O total isolamento na caverna por muito tempo causou impactos negativos na formação como indivíduo, por isso vivia alheio ao que se passava ao seu redor, não havia interlocução, apenas repetia mecanicamente enunciados. Dessa forma é preciso entender quais são as relações entre linguagem e construção da realidade; como as práticas de linguagem estão atreladas aos contextos sociais e históricos.

Segundo Bakhtin (2006), o desenvolvimento do sujeito e da consciência depende da superação da esfera imediata, ou seja, da possibilidade que um humano específico tenha de conviver com outras vozes, outros pontos de vista, outras realidades, outros discursos, para além daqueles que o cercam; de estar em relação de transgrediência, de se ver a partir do ponto de vista de outro humano. Nesse sentido o filme comprova totalmente o contrário, Kaspar Hauser não tinha convivência com outras vozes, muito menos de se ver do ponto de vista de outro sujeito.

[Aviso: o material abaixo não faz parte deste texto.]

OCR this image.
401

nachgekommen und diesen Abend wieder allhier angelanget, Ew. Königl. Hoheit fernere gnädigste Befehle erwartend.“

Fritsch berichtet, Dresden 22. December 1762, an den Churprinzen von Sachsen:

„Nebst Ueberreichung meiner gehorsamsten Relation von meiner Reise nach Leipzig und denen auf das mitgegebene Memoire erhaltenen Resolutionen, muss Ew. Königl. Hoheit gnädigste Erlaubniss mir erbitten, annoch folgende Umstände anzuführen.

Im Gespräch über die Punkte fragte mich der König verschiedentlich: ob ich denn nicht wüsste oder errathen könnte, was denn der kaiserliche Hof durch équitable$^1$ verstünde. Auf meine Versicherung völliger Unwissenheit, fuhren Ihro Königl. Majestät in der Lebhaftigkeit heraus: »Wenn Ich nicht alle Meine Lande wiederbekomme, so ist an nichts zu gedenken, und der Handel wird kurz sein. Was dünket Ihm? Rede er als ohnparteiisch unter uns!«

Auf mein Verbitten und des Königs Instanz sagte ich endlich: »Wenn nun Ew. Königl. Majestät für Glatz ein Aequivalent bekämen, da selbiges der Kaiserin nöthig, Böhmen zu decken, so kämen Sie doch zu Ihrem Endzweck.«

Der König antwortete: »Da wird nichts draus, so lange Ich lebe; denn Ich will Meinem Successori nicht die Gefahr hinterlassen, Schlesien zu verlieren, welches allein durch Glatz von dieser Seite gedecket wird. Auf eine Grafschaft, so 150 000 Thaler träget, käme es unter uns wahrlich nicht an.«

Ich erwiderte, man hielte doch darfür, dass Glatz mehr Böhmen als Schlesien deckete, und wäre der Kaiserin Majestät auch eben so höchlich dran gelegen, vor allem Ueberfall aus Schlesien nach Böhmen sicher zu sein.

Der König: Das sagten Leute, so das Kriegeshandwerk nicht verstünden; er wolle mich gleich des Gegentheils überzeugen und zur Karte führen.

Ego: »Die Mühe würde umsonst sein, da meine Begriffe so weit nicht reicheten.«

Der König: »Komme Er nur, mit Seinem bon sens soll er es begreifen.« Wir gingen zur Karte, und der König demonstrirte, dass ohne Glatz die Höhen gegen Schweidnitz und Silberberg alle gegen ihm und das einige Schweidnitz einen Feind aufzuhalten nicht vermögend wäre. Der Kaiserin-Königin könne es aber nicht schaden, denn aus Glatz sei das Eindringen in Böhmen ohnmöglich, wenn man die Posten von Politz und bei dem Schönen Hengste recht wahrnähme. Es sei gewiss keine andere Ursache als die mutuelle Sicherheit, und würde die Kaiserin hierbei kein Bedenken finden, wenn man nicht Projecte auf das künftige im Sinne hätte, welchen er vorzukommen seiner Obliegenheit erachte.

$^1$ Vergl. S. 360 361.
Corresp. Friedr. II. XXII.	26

O filme é uma metáfora de muitos sujeitos da escola, onde a linguagem é uma imposição sem que haja opção e dessa forma circule na esfera da reprodução sem que se vivencie uma mudança social.

Para Vygotsky (1984), o caminho do objeto até a criança e desta até o objeto passa por outra pessoa. O filme comprova essa teoria quando Kaspar brinca o tempo todo com um cavalo de madeira, um objeto, mas não reconhece, no estábulo, o cavalo como um animal. Portanto, para que a criança chegue a um ser cultural, ela deve ter acesso aos bens culturais, materiais e espirituais, necessários para a existência humana, de acordo com o autor.

Mesmo tendo aprendido, além de falar e escrever, habilidades básicas para a convivência em sociedade, naquela época nunca foi visto como igual pela comunidade.

REFERÊNCIAS

BAKHTIN, M. Os gêneros do discurso. In: ______. Estética da criação verbal. Tradução de Paulo Bezerra. São Paulo: Martins Fontes, 2006 [1953].

PIAGET, J. O nascimento da inteligência na criança. 4ª Ed. Tradução de Álvaro Cabral. Rio de Janeiro: Guanabara 1987.

VYGOTSKY, A formação social da mente. São Paulo. Martins Fontes, 1984.